The numerous confrontations in Poland – political, ideological and economic - make it very difficult to reach any agreement on matters of policy. The key players in government and the media see every subject, every event and every scandal as the latest embodiment of the fight between “their” version of Poland and the alternative. Some ideological splits involve former allies who, since beginning their disputes in the early 1990s, now stare at each other across a chasm. Adam Michnik, a leading light in Poland’s liberal elite, spoke last year of a war between two Polands. He said, “A Poland of suspicion, fear and revenge is fighting a Poland of hope, courage and dialogue.”

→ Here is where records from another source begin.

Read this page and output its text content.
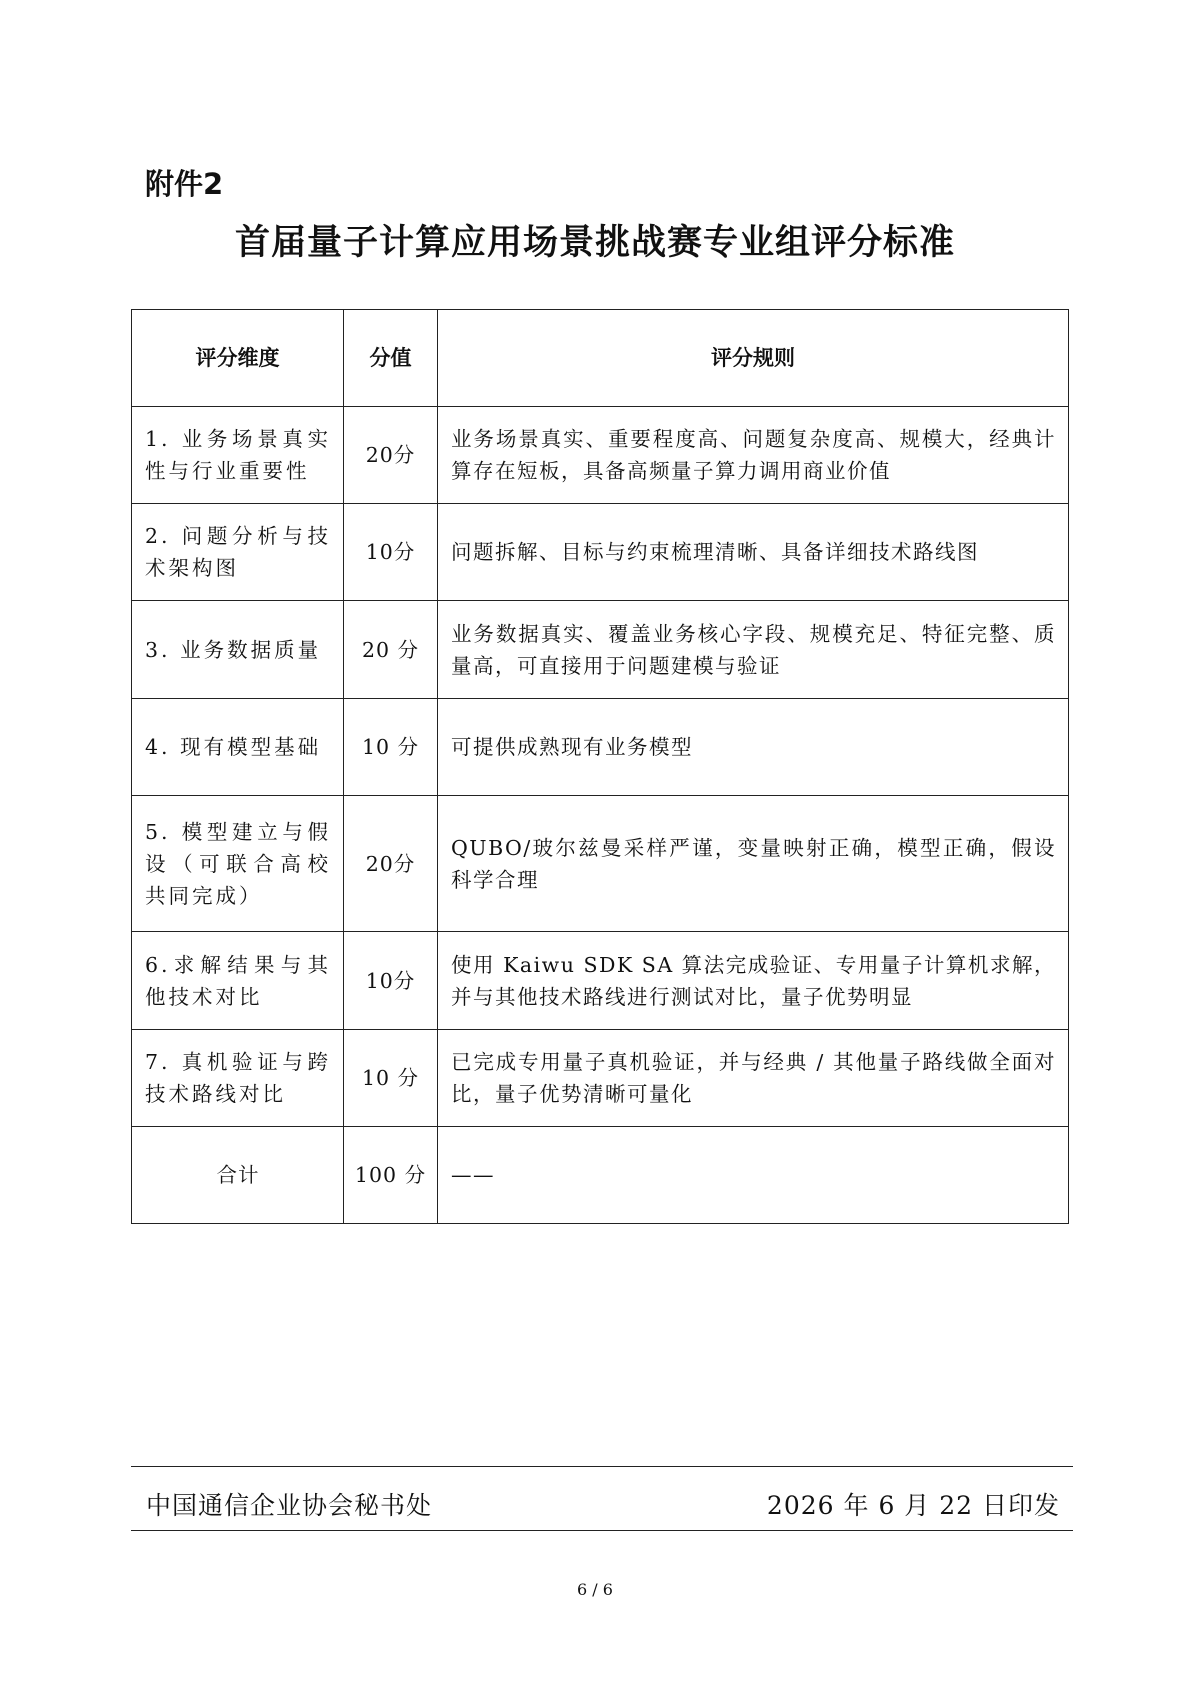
附件2
首届量子计算应用场景挑战赛专业组评分标准
评分维度	分值	评分规则
1. 业务场景真实性与行业重要性	20分	业务场景真实、重要程度高、问题复杂度高、规模大，经典计算存在短板，具备高频量子算力调用商业价值
2. 问题分析与技术架构图	10分	问题拆解、目标与约束梳理清晰、具备详细技术路线图
3. 业务数据质量	20 分	业务数据真实、覆盖业务核心字段、规模充足、特征完整、质量高，可直接用于问题建模与验证
4. 现有模型基础	10 分	可提供成熟现有业务模型
5. 模型建立与假设（可联合高校共同完成）	20分	QUBO/玻尔兹曼采样严谨，变量映射正确，模型正确，假设科学合理
6.求解结果与其他技术对比	10分	使用 Kaiwu SDK SA 算法完成验证、专用量子计算机求解，并与其他技术路线进行测试对比，量子优势明显
7. 真机验证与跨技术路线对比	10 分	已完成专用量子真机验证，并与经典 / 其他量子路线做全面对比，量子优势清晰可量化
合计	100 分	——
中国通信企业协会秘书处	2026 年 6 月 22 日印发
6 / 6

Such talk is nothing new. Back in 1995, former President Aleksander Kwaśniewski identified one side of Poland which epitomised modernity and embraced economic change and the West. He said this Poland was “enlightened, educated, enterprising, already today attracting the real interest of Europe and the world”. But it faced an opposite side, “a country of poverty, of humiliating unemployment, of functional illiteracy, of a backward civilisation.”
Some would say this alarming vision of Poland is still familiar in 2008. Social liberals felt their country was sliding into the dark side while the Kaczyński twins were in power and Roman Giertych was the extremist minister for education. Things may have improved for now, but the cracks remain. One on-going economic divide is the so-called Poland A and Poland B of haves and have-nots. The income disparities and lack of cohesion between these groups is seen as a particular weakness in Polish democracy. Joanna Staręga Piasek, director of the Warsaw Institute for the Development of Social Services, and Irena Wóycicka of the Research Institute for the Market Economy talk about two sets of people, “One resourceful and the other not managing, and between them no communication, common values or feelings of affiliation.”
The problem is that these lists of Polish divisions go on and on. There are Poles keeping pace with the world and those languishing behind; there are internationalists and nationalists, the university-educated and school-leavers, the east versus the west. The urban-rural divide is another category where Poland consistently shows huge differences in political and ideological opinion. The country’s media figures and its political leaders – the Kaczyńskis and Michniks and others – take every opportunity to score points off each other when defending “their” Poland and attacking their opponents. It would be better for Poland – and the rest of Europe – if they could start to see the tones of grey between their black-and-white arguments.